Frequently Asked Questions

What is the IUPAC name of methyl 4-[(carbamothioylhydrazinylidene)methyl]-3-ethoxybenzoate?
The IUPAC name of methyl 4-[(carbamothioylhydrazinylidene)methyl]-3-ethoxybenzoate (CID 168535859) is methyl 4-[(carbamothioylhydrazinylidene)methyl]-3-ethoxybenzoate.
What is the SMILES notation for methyl 4-[(carbamothioylhydrazinylidene)methyl]-3-ethoxybenzoate?
The canonical SMILES for methyl 4-[(carbamothioylhydrazinylidene)methyl]-3-ethoxybenzoate is CCOc1cc(C(=O)OC)ccc1C=NNC(N)=S.
What is the InChIKey of methyl 4-[(carbamothioylhydrazinylidene)methyl]-3-ethoxybenzoate?
The InChIKey is DVODKPUOROUULT-UHFFFAOYSA-N. The full InChI is InChI=1S/C12H15N3O3S/c1-3-18-10-6-8(11(16)17-2)4-5-9(10)7-14-15-12(13)19/h4-7H,3H2,1-2H3,(H3,13,15,19).
What are the key properties of methyl 4-[(carbamothioylhydrazinylidene)methyl]-3-ethoxybenzoate?

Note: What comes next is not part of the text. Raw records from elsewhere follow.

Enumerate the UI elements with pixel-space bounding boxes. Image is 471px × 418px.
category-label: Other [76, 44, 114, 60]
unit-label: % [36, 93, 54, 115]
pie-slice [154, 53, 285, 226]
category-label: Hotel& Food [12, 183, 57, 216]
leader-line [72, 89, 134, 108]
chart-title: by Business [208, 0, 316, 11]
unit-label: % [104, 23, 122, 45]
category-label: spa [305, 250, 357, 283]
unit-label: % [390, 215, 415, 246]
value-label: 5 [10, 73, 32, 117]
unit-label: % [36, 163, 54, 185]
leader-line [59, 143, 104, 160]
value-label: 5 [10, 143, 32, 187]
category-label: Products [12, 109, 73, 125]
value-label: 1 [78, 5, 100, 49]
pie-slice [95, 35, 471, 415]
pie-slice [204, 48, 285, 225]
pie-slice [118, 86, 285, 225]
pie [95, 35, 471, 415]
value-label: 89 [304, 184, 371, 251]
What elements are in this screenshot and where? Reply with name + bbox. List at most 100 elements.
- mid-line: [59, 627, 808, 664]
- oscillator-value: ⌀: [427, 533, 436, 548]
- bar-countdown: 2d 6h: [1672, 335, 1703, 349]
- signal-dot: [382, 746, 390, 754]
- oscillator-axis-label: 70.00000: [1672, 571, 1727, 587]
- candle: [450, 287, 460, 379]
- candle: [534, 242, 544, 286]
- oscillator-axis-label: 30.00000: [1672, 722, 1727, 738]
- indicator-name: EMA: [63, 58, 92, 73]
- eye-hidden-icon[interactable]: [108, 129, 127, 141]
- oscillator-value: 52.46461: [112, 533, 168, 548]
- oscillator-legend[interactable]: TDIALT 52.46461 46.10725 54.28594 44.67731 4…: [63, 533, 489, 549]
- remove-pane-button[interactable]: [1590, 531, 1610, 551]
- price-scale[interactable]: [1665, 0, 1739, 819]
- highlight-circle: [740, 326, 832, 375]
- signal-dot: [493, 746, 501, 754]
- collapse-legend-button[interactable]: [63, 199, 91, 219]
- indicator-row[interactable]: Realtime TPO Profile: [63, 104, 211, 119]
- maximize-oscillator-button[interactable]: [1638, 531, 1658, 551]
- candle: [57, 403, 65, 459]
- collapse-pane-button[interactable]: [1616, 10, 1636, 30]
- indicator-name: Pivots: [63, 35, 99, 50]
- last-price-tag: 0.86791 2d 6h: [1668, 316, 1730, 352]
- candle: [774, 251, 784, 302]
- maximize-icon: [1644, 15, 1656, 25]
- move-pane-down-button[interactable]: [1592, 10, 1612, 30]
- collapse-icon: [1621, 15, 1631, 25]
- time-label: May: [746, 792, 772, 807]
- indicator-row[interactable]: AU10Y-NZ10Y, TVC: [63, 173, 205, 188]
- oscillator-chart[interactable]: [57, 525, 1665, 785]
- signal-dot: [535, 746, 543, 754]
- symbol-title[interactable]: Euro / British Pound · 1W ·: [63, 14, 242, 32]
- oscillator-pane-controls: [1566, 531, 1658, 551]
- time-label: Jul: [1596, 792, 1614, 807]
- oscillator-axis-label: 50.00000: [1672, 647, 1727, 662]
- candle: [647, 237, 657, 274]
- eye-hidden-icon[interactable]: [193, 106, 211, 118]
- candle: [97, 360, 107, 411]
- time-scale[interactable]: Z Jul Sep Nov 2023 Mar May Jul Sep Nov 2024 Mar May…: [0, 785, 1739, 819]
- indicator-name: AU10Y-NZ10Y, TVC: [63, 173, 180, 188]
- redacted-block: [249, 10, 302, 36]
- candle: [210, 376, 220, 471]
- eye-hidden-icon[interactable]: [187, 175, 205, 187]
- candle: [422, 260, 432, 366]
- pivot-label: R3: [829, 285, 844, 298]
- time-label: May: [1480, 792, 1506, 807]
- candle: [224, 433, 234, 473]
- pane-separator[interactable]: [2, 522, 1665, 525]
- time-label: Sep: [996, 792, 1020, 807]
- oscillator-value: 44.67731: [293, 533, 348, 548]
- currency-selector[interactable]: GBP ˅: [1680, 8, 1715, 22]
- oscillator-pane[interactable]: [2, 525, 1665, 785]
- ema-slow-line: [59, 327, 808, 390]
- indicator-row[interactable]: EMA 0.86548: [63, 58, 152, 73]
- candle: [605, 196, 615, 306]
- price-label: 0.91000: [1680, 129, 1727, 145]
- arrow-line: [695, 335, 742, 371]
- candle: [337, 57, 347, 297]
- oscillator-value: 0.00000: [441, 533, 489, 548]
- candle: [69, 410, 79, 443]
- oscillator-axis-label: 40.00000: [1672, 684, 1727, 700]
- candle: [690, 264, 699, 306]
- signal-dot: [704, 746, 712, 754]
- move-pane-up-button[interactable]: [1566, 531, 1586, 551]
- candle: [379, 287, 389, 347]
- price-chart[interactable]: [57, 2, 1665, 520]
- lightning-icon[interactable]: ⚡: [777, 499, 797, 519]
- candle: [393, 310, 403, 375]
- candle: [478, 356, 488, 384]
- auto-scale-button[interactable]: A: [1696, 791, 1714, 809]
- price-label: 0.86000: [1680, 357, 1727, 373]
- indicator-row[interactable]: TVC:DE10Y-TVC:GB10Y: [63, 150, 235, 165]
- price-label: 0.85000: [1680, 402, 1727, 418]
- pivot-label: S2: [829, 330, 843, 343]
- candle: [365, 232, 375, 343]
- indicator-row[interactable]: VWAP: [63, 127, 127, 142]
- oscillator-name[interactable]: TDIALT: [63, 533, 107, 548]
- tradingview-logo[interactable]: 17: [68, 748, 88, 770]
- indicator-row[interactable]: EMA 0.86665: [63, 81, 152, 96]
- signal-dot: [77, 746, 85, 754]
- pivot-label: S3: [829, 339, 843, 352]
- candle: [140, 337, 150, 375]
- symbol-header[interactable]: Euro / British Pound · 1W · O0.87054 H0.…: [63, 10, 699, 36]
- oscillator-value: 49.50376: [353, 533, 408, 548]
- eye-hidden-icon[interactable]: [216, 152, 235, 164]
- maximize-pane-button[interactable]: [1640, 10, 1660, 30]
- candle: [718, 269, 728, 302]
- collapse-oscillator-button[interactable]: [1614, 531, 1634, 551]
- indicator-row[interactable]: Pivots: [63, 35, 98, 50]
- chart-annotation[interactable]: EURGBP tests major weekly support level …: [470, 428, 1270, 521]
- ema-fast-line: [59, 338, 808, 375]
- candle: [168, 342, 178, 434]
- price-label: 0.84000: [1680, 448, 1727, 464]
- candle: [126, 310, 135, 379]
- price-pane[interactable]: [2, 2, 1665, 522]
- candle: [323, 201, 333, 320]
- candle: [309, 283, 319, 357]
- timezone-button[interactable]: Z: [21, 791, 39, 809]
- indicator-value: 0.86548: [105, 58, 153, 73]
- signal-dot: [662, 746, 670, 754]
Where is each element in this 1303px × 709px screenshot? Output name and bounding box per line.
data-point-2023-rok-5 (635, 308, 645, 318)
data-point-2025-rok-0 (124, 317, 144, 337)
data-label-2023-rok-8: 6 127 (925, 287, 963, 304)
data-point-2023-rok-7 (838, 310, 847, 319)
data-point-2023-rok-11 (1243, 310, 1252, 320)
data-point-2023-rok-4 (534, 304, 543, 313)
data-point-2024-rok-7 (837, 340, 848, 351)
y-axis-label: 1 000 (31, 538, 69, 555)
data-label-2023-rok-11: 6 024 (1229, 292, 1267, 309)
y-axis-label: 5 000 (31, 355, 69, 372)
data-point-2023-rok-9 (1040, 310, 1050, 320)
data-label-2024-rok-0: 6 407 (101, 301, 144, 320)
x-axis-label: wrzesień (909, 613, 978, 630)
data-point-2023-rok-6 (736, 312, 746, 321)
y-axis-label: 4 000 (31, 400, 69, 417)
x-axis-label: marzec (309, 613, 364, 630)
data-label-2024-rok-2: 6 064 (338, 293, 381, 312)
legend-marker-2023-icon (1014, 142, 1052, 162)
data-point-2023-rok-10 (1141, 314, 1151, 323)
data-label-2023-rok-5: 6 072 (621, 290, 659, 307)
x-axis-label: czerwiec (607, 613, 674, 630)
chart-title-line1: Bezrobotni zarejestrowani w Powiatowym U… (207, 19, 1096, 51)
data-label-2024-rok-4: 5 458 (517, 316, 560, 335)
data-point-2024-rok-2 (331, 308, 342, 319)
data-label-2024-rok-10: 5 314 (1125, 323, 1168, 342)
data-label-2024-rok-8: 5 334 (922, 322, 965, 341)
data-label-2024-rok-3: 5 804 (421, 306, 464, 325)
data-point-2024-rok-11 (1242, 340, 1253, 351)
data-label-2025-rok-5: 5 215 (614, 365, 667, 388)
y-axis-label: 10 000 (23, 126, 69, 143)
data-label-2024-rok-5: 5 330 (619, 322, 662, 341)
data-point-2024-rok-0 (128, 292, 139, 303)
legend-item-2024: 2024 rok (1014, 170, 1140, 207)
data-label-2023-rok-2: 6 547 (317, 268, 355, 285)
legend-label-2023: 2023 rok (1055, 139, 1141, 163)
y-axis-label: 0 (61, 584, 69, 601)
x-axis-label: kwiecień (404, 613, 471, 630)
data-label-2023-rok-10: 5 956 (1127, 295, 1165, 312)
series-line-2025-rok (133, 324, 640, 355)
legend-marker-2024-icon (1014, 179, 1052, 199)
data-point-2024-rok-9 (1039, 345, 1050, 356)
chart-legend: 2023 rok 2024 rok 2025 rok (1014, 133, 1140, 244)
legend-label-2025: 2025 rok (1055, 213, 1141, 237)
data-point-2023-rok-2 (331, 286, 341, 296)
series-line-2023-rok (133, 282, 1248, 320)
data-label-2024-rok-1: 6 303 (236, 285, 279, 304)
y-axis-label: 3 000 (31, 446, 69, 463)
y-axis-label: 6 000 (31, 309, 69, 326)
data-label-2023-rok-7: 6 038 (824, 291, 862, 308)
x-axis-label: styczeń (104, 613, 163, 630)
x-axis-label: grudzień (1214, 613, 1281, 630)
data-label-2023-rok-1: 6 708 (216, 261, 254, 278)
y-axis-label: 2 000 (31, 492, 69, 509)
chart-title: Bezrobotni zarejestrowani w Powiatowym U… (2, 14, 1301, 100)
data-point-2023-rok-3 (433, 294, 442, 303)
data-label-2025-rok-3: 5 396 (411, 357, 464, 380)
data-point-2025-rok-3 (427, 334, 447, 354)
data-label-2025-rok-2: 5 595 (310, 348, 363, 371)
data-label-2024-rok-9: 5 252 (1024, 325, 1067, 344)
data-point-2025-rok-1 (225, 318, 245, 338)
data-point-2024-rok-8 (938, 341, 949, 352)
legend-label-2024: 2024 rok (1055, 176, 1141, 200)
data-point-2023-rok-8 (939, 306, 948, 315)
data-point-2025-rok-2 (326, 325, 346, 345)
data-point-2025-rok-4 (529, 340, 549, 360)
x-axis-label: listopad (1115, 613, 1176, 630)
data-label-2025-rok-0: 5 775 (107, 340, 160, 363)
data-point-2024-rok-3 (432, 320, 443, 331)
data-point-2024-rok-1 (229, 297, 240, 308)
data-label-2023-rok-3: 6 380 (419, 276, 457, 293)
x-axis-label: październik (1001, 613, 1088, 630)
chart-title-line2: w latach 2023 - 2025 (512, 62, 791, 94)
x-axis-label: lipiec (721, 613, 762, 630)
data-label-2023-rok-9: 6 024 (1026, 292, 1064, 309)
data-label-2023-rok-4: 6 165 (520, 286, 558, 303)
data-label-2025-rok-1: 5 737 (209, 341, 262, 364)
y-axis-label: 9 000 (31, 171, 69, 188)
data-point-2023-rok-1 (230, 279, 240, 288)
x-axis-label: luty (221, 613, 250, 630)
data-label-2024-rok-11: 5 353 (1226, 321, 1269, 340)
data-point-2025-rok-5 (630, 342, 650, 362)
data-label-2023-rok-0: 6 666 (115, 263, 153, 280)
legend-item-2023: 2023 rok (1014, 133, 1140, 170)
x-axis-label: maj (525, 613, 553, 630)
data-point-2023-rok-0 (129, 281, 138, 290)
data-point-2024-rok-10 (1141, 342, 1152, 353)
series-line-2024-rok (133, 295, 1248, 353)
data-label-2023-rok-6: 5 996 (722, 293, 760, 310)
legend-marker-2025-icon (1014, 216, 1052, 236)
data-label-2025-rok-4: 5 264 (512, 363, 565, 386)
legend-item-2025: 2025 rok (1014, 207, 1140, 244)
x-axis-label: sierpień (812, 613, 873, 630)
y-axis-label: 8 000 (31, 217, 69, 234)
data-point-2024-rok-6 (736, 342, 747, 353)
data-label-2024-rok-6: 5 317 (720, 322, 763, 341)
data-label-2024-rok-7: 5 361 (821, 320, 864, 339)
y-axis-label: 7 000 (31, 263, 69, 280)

methyl 4-[(carbamothioylhydrazinylidene)methyl]-3-ethoxybenzoate has a molecular weight of 281.34 g/mol, XLogP of 1.04, 5 rotatable bonds, 2 hydrogen bond donors, and 5 hydrogen bond acceptors.
Where does this data come from?
All data for methyl 4-[(carbamothioylhydrazinylidene)methyl]-3-ethoxybenzoate is sourced from PubChem (CID 168535859), the world's largest open chemistry database maintained by the National Library of Medicine (NIH).